On most architectures, these expensive move instructions have a latency
of 2-6 cycles, and certainly not cheap as a 0-1 cycle move.
diff --git a/llvm/lib/Target/AArch64/AArch64InstrInfo.cpp b/llvm/lib/Target/AArch64/AArch64InstrInfo.cpp
@@ -1043,6 +1043,27 @@ static bool isCheapImmediate(const MachineInstr &MI, unsigned BitSize) {
   return Is.size() <= 2;
 }
 
+// Check if a COPY instruction is cheap.

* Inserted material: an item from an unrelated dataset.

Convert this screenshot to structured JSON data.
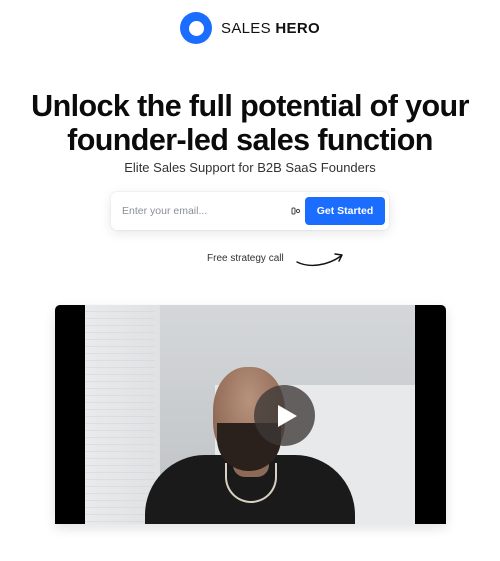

+static bool isCheapCopy(const MachineInstr &MI,
+                        const AArch64RegisterInfo &RI) {
+  assert(MI.isCopy() && "Expected COPY instruction");
+  const MachineRegisterInfo &MRI = MI.getMF()->getRegInfo();
+
+  // Cross-register-class copies (e.g., between GPR and FPR) are expensive on
+  // AArch64, typically requiring an FMOV instruction with a 2-6 cycle latency.
+  auto getRegClass = [&](Register Reg) -> const TargetRegisterClass * {
+    return Reg.isVirtual() ? MRI.getRegClass(Reg)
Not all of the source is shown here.